More: Nuclear Energy Institute
NRC Revising Rules on Foreign Ownership of Nukes in US
The Nuclear Regulatory Commission is changing how it assesses foreign ownership of U.S. nuclear reactors. Current regulations prohibit foreign ownership of commercial reactors, which is creating problems for some planned new commercial nuclear generating stations. Two years ago, NRC ruled that Unistar Nuclear Energy, a subsidiary of French company EDF, could not build a proposed plant on the site of the Calvert Cliffs nuclear station in Maryland.
The commission has told its staff to come up with a plan to set guidelines for partial foreign ownership. NRC said the decision to revise rules takes into account “the realities of today’s interconnected and global nuclear energy markets.”
More: World Nuclear News
DOE Approves Operations at Texas LNG Terminal
The Department of Energy has given final approval for the Cheniere liquefied natural gas export terminal near Corpus Christi, Texas. Houston-based Cheniere plans to have the terminal in operation by 2018. The approval grants the facility a license to export up to 2.1 billion cubic feet of LNG per day for up to 20 years to countries with which the U.S. does not have a free trade agreement. Dominion Resources’ Cove Point LNG terminal in Lusby, Md., received the same authorization last week.
More: FuelFix
DOE Warns Against Chinese Investment in LNG Projects
The Department of Energy is advising American firms against allowing Chinese investment in U.S liquefied natural gas projects, an industry executive said. Freeport LNG chief executive Michael Smith said the warning has led to a dearth of gas export deals with China. “We were advised by the DOE to be careful who our customers were, because this is very political,” Smith said.

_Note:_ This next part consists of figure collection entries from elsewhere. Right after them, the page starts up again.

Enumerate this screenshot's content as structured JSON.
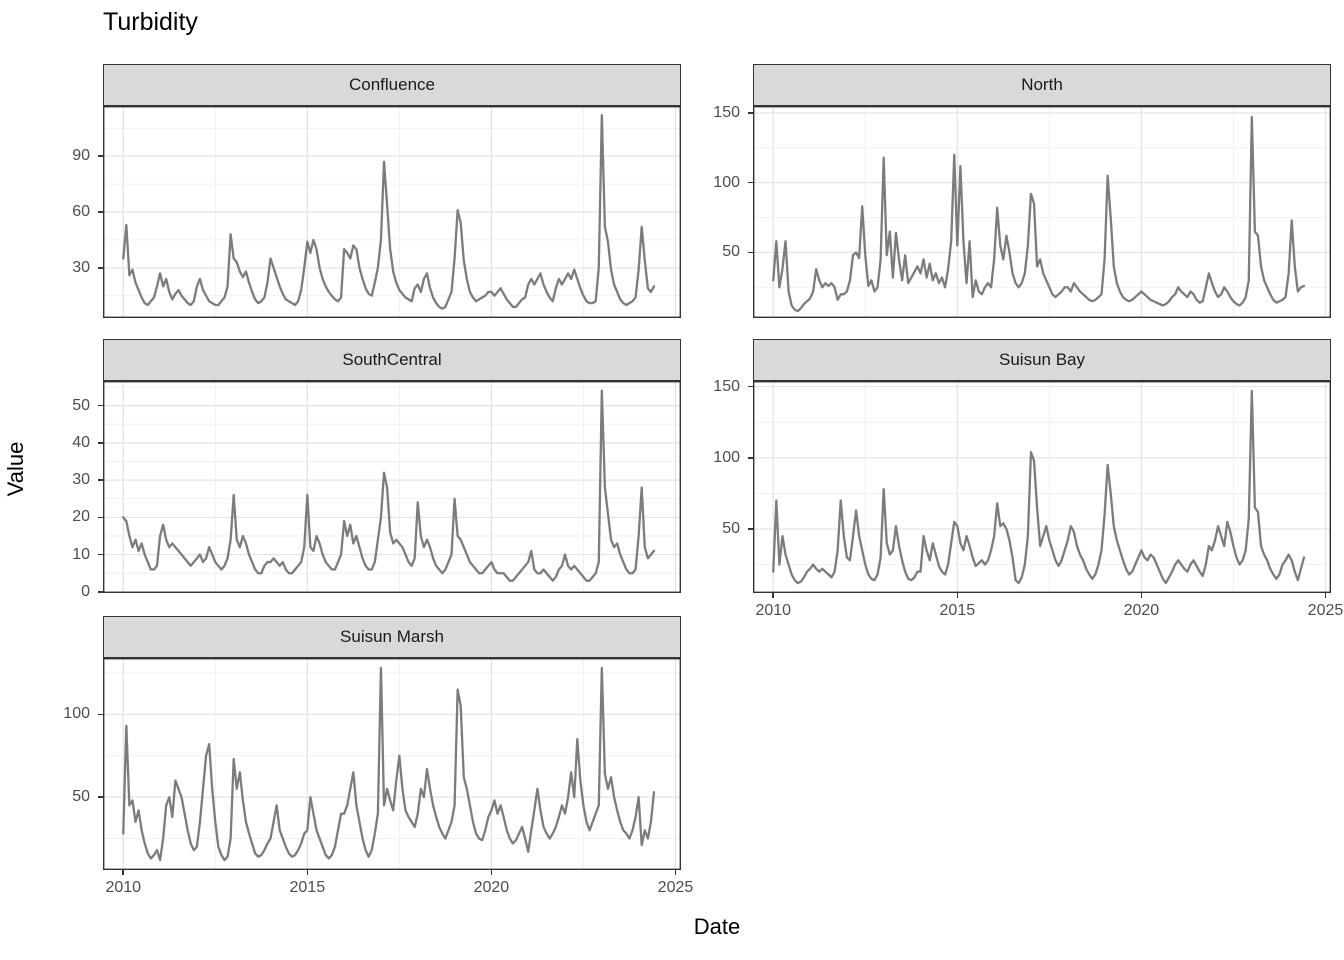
{
  "title": "Turbidity",
  "x_axis_title": "Date",
  "y_axis_title": "Value",
  "colors": {
    "line": "#7c7c7c",
    "strip_fill": "#d9d9d9",
    "strip_border": "#333333",
    "panel_border": "#333333",
    "grid_major": "#e3e3e3",
    "grid_minor": "#efefef",
    "tick_label": "#4d4d4d",
    "tick_mark": "#333333",
    "title_text": "#000000"
  },
  "x_scale": {
    "lim": [
      2009.45,
      2025.15
    ],
    "major": [
      2010,
      2015,
      2020,
      2025
    ],
    "minor": [
      2012.5,
      2017.5,
      2022.5
    ],
    "labels": [
      "2010",
      "2015",
      "2020",
      "2025"
    ]
  },
  "chart_data": [
    {
      "type": "line",
      "title": "Confluence",
      "xlabel": "Date",
      "ylabel": "Value",
      "legend": "none",
      "grid": "on",
      "x_start": 2010.0,
      "x_step_years": 0.08333,
      "ylim": [
        3,
        117
      ],
      "yticks": [
        30,
        60,
        90
      ],
      "ytick_labels": [
        "30",
        "60",
        "90"
      ],
      "yminor": [
        15,
        45,
        75,
        105
      ],
      "values": [
        35,
        53,
        26,
        29,
        22,
        18,
        14,
        11,
        10,
        12,
        14,
        20,
        27,
        20,
        24,
        17,
        13,
        16,
        18,
        15,
        13,
        11,
        10,
        12,
        20,
        24,
        18,
        15,
        12,
        11,
        10,
        10,
        12,
        14,
        20,
        48,
        35,
        33,
        28,
        25,
        28,
        22,
        17,
        13,
        11,
        12,
        14,
        22,
        35,
        30,
        25,
        20,
        16,
        13,
        12,
        11,
        10,
        12,
        18,
        30,
        44,
        38,
        45,
        40,
        30,
        24,
        20,
        17,
        15,
        13,
        12,
        14,
        40,
        38,
        35,
        42,
        40,
        30,
        24,
        19,
        16,
        15,
        22,
        30,
        45,
        87,
        64,
        40,
        28,
        22,
        18,
        16,
        14,
        13,
        12,
        19,
        21,
        17,
        24,
        27,
        19,
        14,
        11,
        9,
        8,
        9,
        13,
        17,
        35,
        61,
        54,
        34,
        24,
        17,
        14,
        12,
        13,
        14,
        15,
        17,
        17,
        15,
        17,
        19,
        16,
        13,
        11,
        9,
        9,
        11,
        13,
        14,
        21,
        24,
        21,
        24,
        27,
        21,
        17,
        14,
        12,
        19,
        24,
        21,
        24,
        27,
        24,
        29,
        24,
        19,
        15,
        12,
        11,
        11,
        12,
        30,
        112,
        52,
        44,
        29,
        21,
        17,
        13,
        11,
        10,
        11,
        12,
        14,
        29,
        52,
        34,
        19,
        17,
        20
      ]
    },
    {
      "type": "line",
      "title": "North",
      "xlabel": "Date",
      "ylabel": "Value",
      "legend": "none",
      "grid": "on",
      "x_start": 2010.0,
      "x_step_years": 0.08333,
      "ylim": [
        3,
        155
      ],
      "yticks": [
        50,
        100,
        150
      ],
      "ytick_labels": [
        "50",
        "100",
        "150"
      ],
      "yminor": [
        25,
        75,
        125
      ],
      "values": [
        30,
        58,
        25,
        38,
        58,
        22,
        12,
        9,
        8,
        10,
        13,
        15,
        17,
        22,
        38,
        30,
        25,
        28,
        26,
        28,
        25,
        16,
        20,
        20,
        22,
        30,
        48,
        50,
        46,
        83,
        48,
        26,
        30,
        22,
        25,
        45,
        118,
        48,
        65,
        32,
        64,
        45,
        30,
        48,
        28,
        32,
        36,
        40,
        35,
        45,
        32,
        42,
        30,
        35,
        28,
        32,
        25,
        38,
        58,
        120,
        55,
        112,
        58,
        28,
        58,
        18,
        30,
        22,
        20,
        25,
        28,
        25,
        45,
        82,
        55,
        45,
        62,
        50,
        35,
        28,
        25,
        28,
        35,
        55,
        92,
        85,
        40,
        45,
        35,
        30,
        25,
        20,
        18,
        20,
        22,
        25,
        25,
        22,
        28,
        25,
        22,
        20,
        18,
        16,
        15,
        16,
        18,
        20,
        45,
        105,
        75,
        40,
        28,
        22,
        18,
        16,
        15,
        16,
        18,
        20,
        22,
        20,
        18,
        16,
        15,
        14,
        13,
        12,
        13,
        15,
        18,
        20,
        25,
        22,
        20,
        18,
        22,
        20,
        16,
        14,
        15,
        25,
        35,
        28,
        22,
        18,
        20,
        25,
        22,
        18,
        15,
        13,
        12,
        14,
        18,
        30,
        147,
        65,
        62,
        40,
        30,
        25,
        20,
        16,
        14,
        15,
        16,
        18,
        35,
        73,
        40,
        22,
        25,
        26
      ]
    },
    {
      "type": "line",
      "title": "SouthCentral",
      "xlabel": "Date",
      "ylabel": "Value",
      "legend": "none",
      "grid": "on",
      "x_start": 2010.0,
      "x_step_years": 0.08333,
      "ylim": [
        -0.3,
        56.6
      ],
      "yticks": [
        0,
        10,
        20,
        30,
        40,
        50
      ],
      "ytick_labels": [
        "0",
        "10",
        "20",
        "30",
        "40",
        "50"
      ],
      "yminor": [
        5,
        15,
        25,
        35,
        45,
        55
      ],
      "values": [
        20,
        19,
        15,
        12,
        14,
        11,
        13,
        10,
        8,
        6,
        6,
        7,
        15,
        18,
        14,
        12,
        13,
        12,
        11,
        10,
        9,
        8,
        7,
        8,
        9,
        10,
        8,
        9,
        12,
        10,
        8,
        7,
        6,
        7,
        9,
        14,
        26,
        14,
        12,
        15,
        13,
        10,
        8,
        6,
        5,
        5,
        7,
        8,
        8,
        9,
        8,
        7,
        8,
        6,
        5,
        5,
        6,
        7,
        8,
        12,
        26,
        12,
        11,
        15,
        13,
        10,
        8,
        7,
        6,
        6,
        8,
        10,
        19,
        15,
        18,
        13,
        15,
        12,
        9,
        7,
        6,
        6,
        8,
        14,
        20,
        32,
        28,
        16,
        13,
        14,
        13,
        12,
        10,
        8,
        7,
        9,
        24,
        15,
        12,
        14,
        12,
        9,
        7,
        6,
        5,
        6,
        8,
        10,
        25,
        15,
        14,
        12,
        10,
        8,
        7,
        6,
        5,
        5,
        6,
        7,
        8,
        6,
        5,
        5,
        5,
        4,
        3,
        3,
        4,
        5,
        6,
        7,
        8,
        11,
        6,
        5,
        5,
        6,
        5,
        4,
        3,
        4,
        6,
        7,
        10,
        7,
        6,
        7,
        6,
        5,
        4,
        3,
        3,
        4,
        5,
        8,
        54,
        28,
        21,
        14,
        12,
        13,
        10,
        8,
        6,
        5,
        5,
        6,
        15,
        28,
        12,
        9,
        10,
        11
      ]
    },
    {
      "type": "line",
      "title": "Suisun Bay",
      "xlabel": "Date",
      "ylabel": "Value",
      "legend": "none",
      "grid": "on",
      "x_start": 2010.0,
      "x_step_years": 0.08333,
      "ylim": [
        5,
        154
      ],
      "yticks": [
        50,
        100,
        150
      ],
      "ytick_labels": [
        "50",
        "100",
        "150"
      ],
      "yminor": [
        25,
        75,
        125
      ],
      "values": [
        20,
        70,
        25,
        45,
        32,
        25,
        18,
        14,
        12,
        13,
        16,
        20,
        22,
        25,
        22,
        20,
        22,
        20,
        18,
        16,
        20,
        35,
        70,
        45,
        30,
        28,
        45,
        63,
        45,
        35,
        25,
        18,
        15,
        14,
        18,
        30,
        78,
        40,
        32,
        35,
        52,
        38,
        28,
        20,
        15,
        14,
        16,
        20,
        20,
        45,
        35,
        28,
        40,
        32,
        24,
        20,
        18,
        25,
        40,
        55,
        52,
        40,
        35,
        45,
        38,
        30,
        24,
        26,
        28,
        25,
        28,
        35,
        45,
        68,
        52,
        54,
        50,
        42,
        30,
        14,
        12,
        16,
        25,
        45,
        104,
        98,
        65,
        38,
        45,
        52,
        42,
        35,
        28,
        24,
        28,
        35,
        42,
        52,
        48,
        38,
        32,
        28,
        22,
        18,
        15,
        18,
        25,
        35,
        60,
        95,
        75,
        52,
        42,
        35,
        28,
        22,
        18,
        20,
        25,
        30,
        35,
        30,
        28,
        32,
        30,
        25,
        20,
        15,
        12,
        16,
        20,
        25,
        28,
        25,
        22,
        20,
        25,
        28,
        24,
        20,
        17,
        25,
        38,
        35,
        42,
        52,
        45,
        38,
        55,
        48,
        38,
        30,
        25,
        28,
        35,
        57,
        147,
        65,
        62,
        38,
        32,
        28,
        22,
        18,
        15,
        18,
        25,
        28,
        32,
        28,
        20,
        14,
        22,
        30
      ]
    },
    {
      "type": "line",
      "title": "Suisun Marsh",
      "xlabel": "Date",
      "ylabel": "Value",
      "legend": "none",
      "grid": "on",
      "x_start": 2010.0,
      "x_step_years": 0.08333,
      "ylim": [
        6,
        134
      ],
      "yticks": [
        50,
        100
      ],
      "ytick_labels": [
        "50",
        "100"
      ],
      "yminor": [
        25,
        75,
        125
      ],
      "values": [
        28,
        93,
        45,
        48,
        35,
        42,
        30,
        22,
        16,
        13,
        15,
        18,
        12,
        25,
        45,
        50,
        38,
        60,
        55,
        50,
        40,
        30,
        22,
        18,
        20,
        35,
        55,
        75,
        82,
        55,
        35,
        20,
        15,
        12,
        14,
        25,
        73,
        55,
        65,
        48,
        35,
        28,
        22,
        16,
        14,
        15,
        18,
        22,
        25,
        35,
        45,
        30,
        25,
        20,
        16,
        14,
        15,
        18,
        22,
        28,
        30,
        50,
        40,
        30,
        25,
        20,
        15,
        13,
        15,
        20,
        30,
        40,
        40,
        45,
        55,
        65,
        45,
        35,
        25,
        18,
        14,
        18,
        28,
        40,
        128,
        45,
        55,
        48,
        42,
        60,
        75,
        55,
        42,
        38,
        35,
        32,
        40,
        55,
        50,
        67,
        55,
        45,
        38,
        32,
        28,
        25,
        30,
        35,
        45,
        115,
        105,
        62,
        55,
        45,
        35,
        28,
        25,
        24,
        30,
        38,
        42,
        48,
        40,
        45,
        38,
        30,
        25,
        22,
        24,
        28,
        32,
        25,
        17,
        30,
        42,
        55,
        42,
        32,
        28,
        25,
        28,
        32,
        38,
        45,
        40,
        50,
        65,
        50,
        85,
        60,
        45,
        35,
        30,
        35,
        40,
        45,
        128,
        64,
        55,
        62,
        50,
        42,
        35,
        30,
        28,
        25,
        30,
        38,
        50,
        21,
        30,
        25,
        35,
        53
      ]
    }
  ]
}
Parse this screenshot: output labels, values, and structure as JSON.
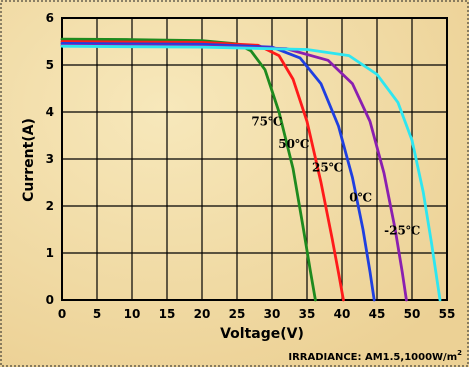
{
  "colors": {
    "background": "#f2dfa8",
    "background_accent": "#e9c57f",
    "grid": "#000000",
    "axis": "#000000"
  },
  "note": {
    "text": "IRRADIANCE: AM1.5,1000W/m",
    "superscript": "2"
  },
  "chart_data": {
    "type": "line",
    "title": "",
    "xlabel": "Voltage(V)",
    "ylabel": "Current(A)",
    "xlim": [
      0,
      55
    ],
    "ylim": [
      0,
      6
    ],
    "xticks": [
      "0",
      "5",
      "10",
      "15",
      "20",
      "25",
      "30",
      "35",
      "40",
      "45",
      "50",
      "55"
    ],
    "yticks": [
      "0",
      "1",
      "2",
      "3",
      "4",
      "5",
      "6"
    ],
    "grid": true,
    "legend": "none",
    "series": [
      {
        "name": "75℃",
        "color": "#1e8a1e",
        "points": [
          [
            0,
            5.55
          ],
          [
            10,
            5.54
          ],
          [
            20,
            5.52
          ],
          [
            25,
            5.45
          ],
          [
            27,
            5.3
          ],
          [
            29,
            4.9
          ],
          [
            31,
            4.0
          ],
          [
            33,
            2.8
          ],
          [
            34.5,
            1.5
          ],
          [
            35.5,
            0.6
          ],
          [
            36.2,
            0
          ]
        ]
      },
      {
        "name": "50℃",
        "color": "#ff1a1a",
        "points": [
          [
            0,
            5.5
          ],
          [
            10,
            5.49
          ],
          [
            20,
            5.48
          ],
          [
            28,
            5.42
          ],
          [
            31,
            5.2
          ],
          [
            33,
            4.7
          ],
          [
            35,
            3.8
          ],
          [
            37,
            2.5
          ],
          [
            38.6,
            1.3
          ],
          [
            39.6,
            0.5
          ],
          [
            40.2,
            0
          ]
        ]
      },
      {
        "name": "25℃",
        "color": "#1f3fe0",
        "points": [
          [
            0,
            5.46
          ],
          [
            10,
            5.45
          ],
          [
            20,
            5.44
          ],
          [
            30,
            5.38
          ],
          [
            34,
            5.15
          ],
          [
            37,
            4.6
          ],
          [
            39.5,
            3.7
          ],
          [
            41.5,
            2.6
          ],
          [
            43,
            1.5
          ],
          [
            44,
            0.6
          ],
          [
            44.6,
            0
          ]
        ]
      },
      {
        "name": "0℃",
        "color": "#8a1fb0",
        "points": [
          [
            0,
            5.42
          ],
          [
            10,
            5.41
          ],
          [
            20,
            5.4
          ],
          [
            32,
            5.35
          ],
          [
            38,
            5.1
          ],
          [
            41.5,
            4.6
          ],
          [
            44,
            3.8
          ],
          [
            46,
            2.7
          ],
          [
            47.6,
            1.5
          ],
          [
            48.6,
            0.6
          ],
          [
            49.2,
            0
          ]
        ]
      },
      {
        "name": "-25℃",
        "color": "#2ee6f0",
        "points": [
          [
            0,
            5.4
          ],
          [
            10,
            5.39
          ],
          [
            20,
            5.38
          ],
          [
            35,
            5.33
          ],
          [
            41,
            5.2
          ],
          [
            45,
            4.8
          ],
          [
            48,
            4.2
          ],
          [
            50,
            3.4
          ],
          [
            51.6,
            2.3
          ],
          [
            52.8,
            1.2
          ],
          [
            53.6,
            0.4
          ],
          [
            54,
            0
          ]
        ]
      }
    ],
    "annotations": [
      {
        "text": "75℃",
        "series": "75℃"
      },
      {
        "text": "50℃",
        "series": "50℃"
      },
      {
        "text": "25℃",
        "series": "25℃"
      },
      {
        "text": "0℃",
        "series": "0℃"
      },
      {
        "text": "-25℃",
        "series": "-25℃"
      }
    ]
  }
}
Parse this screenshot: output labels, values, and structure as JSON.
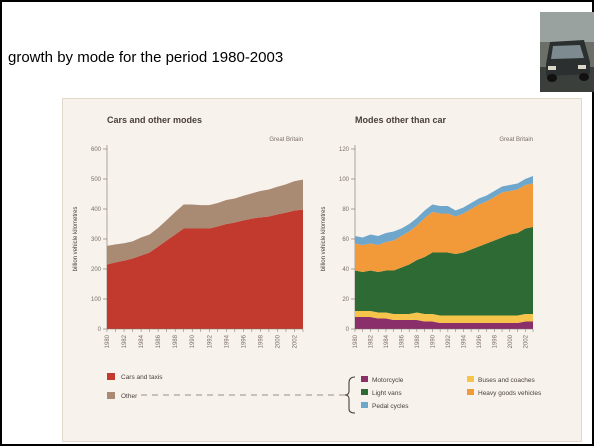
{
  "slide": {
    "title": "growth by mode for the period 1980-2003"
  },
  "colors": {
    "cars": "#c23a2e",
    "other": "#a98a72",
    "motorcycle": "#8b2f6b",
    "light_vans": "#2e6b34",
    "pedal_cycles": "#6fa6cc",
    "buses": "#f6c44a",
    "hgv": "#f29a3a",
    "panel_bg": "#f7f2ec",
    "axis_text": "#7a6e66"
  },
  "chart_data": [
    {
      "type": "area",
      "stacked": true,
      "title": "Cars and other modes",
      "subtitle": "Great Britain",
      "ylabel": "billion vehicle kilometres",
      "ylim": [
        0,
        600
      ],
      "yticks": [
        "0",
        "100",
        "200",
        "300",
        "400",
        "500",
        "600"
      ],
      "x": [
        "1980",
        "1981",
        "1982",
        "1983",
        "1984",
        "1985",
        "1986",
        "1987",
        "1988",
        "1989",
        "1990",
        "1991",
        "1992",
        "1993",
        "1994",
        "1995",
        "1996",
        "1997",
        "1998",
        "1999",
        "2000",
        "2001",
        "2002",
        "2003"
      ],
      "xtick_labels": [
        "1980",
        "1982",
        "1984",
        "1986",
        "1988",
        "1990",
        "1992",
        "1994",
        "1996",
        "1998",
        "2000",
        "2002"
      ],
      "series": [
        {
          "name": "Cars and taxis",
          "values": [
            215,
            222,
            228,
            235,
            245,
            255,
            275,
            295,
            315,
            335,
            335,
            335,
            335,
            342,
            350,
            355,
            362,
            368,
            372,
            375,
            382,
            388,
            395,
            398
          ]
        },
        {
          "name": "Other",
          "values": [
            62,
            60,
            58,
            57,
            60,
            60,
            62,
            68,
            75,
            80,
            80,
            78,
            78,
            78,
            80,
            80,
            82,
            84,
            88,
            90,
            92,
            94,
            98,
            100
          ]
        }
      ]
    },
    {
      "type": "area",
      "stacked": true,
      "title": "Modes other than car",
      "subtitle": "Great Britain",
      "ylabel": "billion vehicle kilometres",
      "ylim": [
        0,
        120
      ],
      "yticks": [
        "0",
        "20",
        "40",
        "60",
        "80",
        "100",
        "120"
      ],
      "x": [
        "1980",
        "1981",
        "1982",
        "1983",
        "1984",
        "1985",
        "1986",
        "1987",
        "1988",
        "1989",
        "1990",
        "1991",
        "1992",
        "1993",
        "1994",
        "1995",
        "1996",
        "1997",
        "1998",
        "1999",
        "2000",
        "2001",
        "2002",
        "2003"
      ],
      "xtick_labels": [
        "1980",
        "1982",
        "1984",
        "1986",
        "1988",
        "1990",
        "1992",
        "1994",
        "1996",
        "1998",
        "2000",
        "2002"
      ],
      "series": [
        {
          "name": "Motorcycle",
          "values": [
            8,
            8,
            8,
            7,
            7,
            6,
            6,
            6,
            6,
            5,
            5,
            4,
            4,
            4,
            4,
            4,
            4,
            4,
            4,
            4,
            4,
            4,
            5,
            5
          ]
        },
        {
          "name": "Buses and coaches",
          "values": [
            4,
            4,
            4,
            4,
            4,
            4,
            4,
            4,
            5,
            5,
            5,
            5,
            5,
            5,
            5,
            5,
            5,
            5,
            5,
            5,
            5,
            5,
            5,
            5
          ]
        },
        {
          "name": "Light vans",
          "values": [
            27,
            26,
            27,
            27,
            28,
            29,
            31,
            33,
            35,
            38,
            41,
            42,
            42,
            41,
            42,
            44,
            46,
            48,
            50,
            52,
            54,
            55,
            57,
            58
          ]
        },
        {
          "name": "Heavy goods vehicles",
          "values": [
            18,
            18,
            18,
            18,
            19,
            20,
            21,
            22,
            23,
            26,
            27,
            26,
            26,
            25,
            26,
            27,
            28,
            28,
            29,
            30,
            29,
            29,
            29,
            29
          ]
        },
        {
          "name": "Pedal cycles",
          "values": [
            5,
            5,
            6,
            6,
            6,
            6,
            5,
            5,
            5,
            5,
            5,
            5,
            5,
            4,
            4,
            4,
            4,
            4,
            4,
            4,
            4,
            4,
            4,
            5
          ]
        }
      ]
    }
  ],
  "legend": {
    "left": [
      {
        "label": "Cars and taxis",
        "color": "#c23a2e"
      },
      {
        "label": "Other",
        "color": "#a98a72"
      }
    ],
    "right": [
      {
        "label": "Motorcycle",
        "color": "#8b2f6b"
      },
      {
        "label": "Buses and coaches",
        "color": "#f6c44a"
      },
      {
        "label": "Light vans",
        "color": "#2e6b34"
      },
      {
        "label": "Heavy goods vehicles",
        "color": "#f29a3a"
      },
      {
        "label": "Pedal cycles",
        "color": "#6fa6cc"
      }
    ]
  }
}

More: China Economic Review
Feds Approve Shell Arctic Drilling Plan
The Bureau of Ocean Energy Management approved Royal Dutch Shell’s oil-exploration plan in the Chukchi Sea after the company submitted a renewed and reinforced plan for its Arctic drilling operations.
“We have taken a thoughtful approach to carefully considering potential exploration in the Chukchi Sea, recognizing the significant environmental, social and ecological resources in the region and establishing high standards for the protection of this critical ecosystem, our Arctic communities and the subsistence needs and cultural traditions of Alaska Natives,” BOEM Director Abigail Ross Hopper said. “As we move forward, any offshore exploratory activities will continue to be subject to rigorous safety standards.”
Shell still needs to obtain other permits, including one to moor its equipment in Seattle’s harbor. A city-hosted hearing on that is scheduled for this week, but protests were already forming by Saturday.